Auszug aus dem Buch „Katzenhaltung mit Köpfchen – Für ein rundum glückliches Katzenleben“ von Christine Hauschild

Das Leben aus Sicht der Katze

Lebensraum Wohnung

Stelle dir bitte einmal kurz, aber bildhaft deine Traumwohnung vor: Sie ist groß und ganz nach deinem Geschmack eingerichtet. Sie hat eine extrem gemütliche Sofaecke mit Kamin, einen schön platzierten Tisch zum Essen und Spielen, eine tolle Küche, um leckere Speisen zu zaubern. Überall hast du flauschige Teppiche, die sich ganz toll unter den Füßen anfühlen, oder von mir aus auch Stäbchenparkett, falls dir das lieber ist. Vielleicht hast du nicht nur eine Badewanne, sondern auch noch ein kleines Trimm-Dich-Gerät. Du hast neben einem Bücherregal und einer Spielesammlung bestimmt einen Fernseher, vielleicht auch einen DVD-Player und eventuell sogar eine Spielekonsole.
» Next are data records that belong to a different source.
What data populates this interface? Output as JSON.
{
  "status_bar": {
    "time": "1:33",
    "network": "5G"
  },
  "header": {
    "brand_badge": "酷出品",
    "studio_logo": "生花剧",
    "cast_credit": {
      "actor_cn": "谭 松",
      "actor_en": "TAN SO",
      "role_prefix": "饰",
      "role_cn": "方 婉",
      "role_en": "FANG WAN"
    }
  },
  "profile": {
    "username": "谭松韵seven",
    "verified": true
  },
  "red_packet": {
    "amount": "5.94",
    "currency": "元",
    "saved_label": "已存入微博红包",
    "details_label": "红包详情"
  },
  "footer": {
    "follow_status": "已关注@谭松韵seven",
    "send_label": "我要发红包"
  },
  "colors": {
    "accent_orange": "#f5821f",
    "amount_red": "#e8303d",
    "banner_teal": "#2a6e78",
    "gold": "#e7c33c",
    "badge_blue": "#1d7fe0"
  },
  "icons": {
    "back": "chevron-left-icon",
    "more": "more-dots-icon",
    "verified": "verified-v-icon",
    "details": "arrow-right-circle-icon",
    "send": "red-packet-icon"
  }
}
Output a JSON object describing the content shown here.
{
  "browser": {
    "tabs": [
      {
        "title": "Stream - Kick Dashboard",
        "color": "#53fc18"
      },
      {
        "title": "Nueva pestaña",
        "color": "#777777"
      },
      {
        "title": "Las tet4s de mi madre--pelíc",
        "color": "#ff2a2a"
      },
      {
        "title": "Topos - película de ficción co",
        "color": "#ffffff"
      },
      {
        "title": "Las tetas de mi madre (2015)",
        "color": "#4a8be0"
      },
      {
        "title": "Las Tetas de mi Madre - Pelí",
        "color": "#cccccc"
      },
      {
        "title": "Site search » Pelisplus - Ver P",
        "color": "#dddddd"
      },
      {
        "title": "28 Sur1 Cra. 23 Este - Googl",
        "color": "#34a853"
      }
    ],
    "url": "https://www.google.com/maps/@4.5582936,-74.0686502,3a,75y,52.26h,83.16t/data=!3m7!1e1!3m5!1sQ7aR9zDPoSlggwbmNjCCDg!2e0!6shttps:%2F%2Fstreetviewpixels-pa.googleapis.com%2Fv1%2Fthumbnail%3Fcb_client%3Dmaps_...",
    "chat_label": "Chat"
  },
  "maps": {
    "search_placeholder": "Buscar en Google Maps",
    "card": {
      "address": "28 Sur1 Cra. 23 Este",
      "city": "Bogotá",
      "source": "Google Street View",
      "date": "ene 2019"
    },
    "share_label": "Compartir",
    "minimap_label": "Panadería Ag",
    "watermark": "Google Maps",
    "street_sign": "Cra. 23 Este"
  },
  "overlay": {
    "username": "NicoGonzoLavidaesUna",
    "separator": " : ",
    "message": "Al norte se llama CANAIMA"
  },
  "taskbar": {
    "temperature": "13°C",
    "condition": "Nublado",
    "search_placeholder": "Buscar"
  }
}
Und jetzt stell dir vor, du lebst in dieser Wohnung – und du darfst sie bis ans Lebensende nicht mehr verlassen. Diese Wohnung ist dein Lebensraum. Leider hast du kein Internet und kannst keine neuen Bücher, DVDs oder Spiele für die Konsole bestellen. Du kannst nur die bereits vorhandenen lesen oder ansehen. Und im Fernsehen läuft auch nur ein merkwürdiger Kanal, in dem immer wieder die gleichen Sendungen gezeigt werden. Um Geld brauchst du dir keine Sorgen zu machen, arbeiten war gestern. Wenn etwas kaputt geht, taucht dieser Gegenstand einfach nagelneu wieder auf. Die Vorratsschränke sind immer voll – mit jeder Menge Fertiggerichten. Du brauchst also noch nicht einmal zu kochen, und über den Einkauf musst du auch nicht nachdenken. Wie lange kannst du dieses faule Leben genießen?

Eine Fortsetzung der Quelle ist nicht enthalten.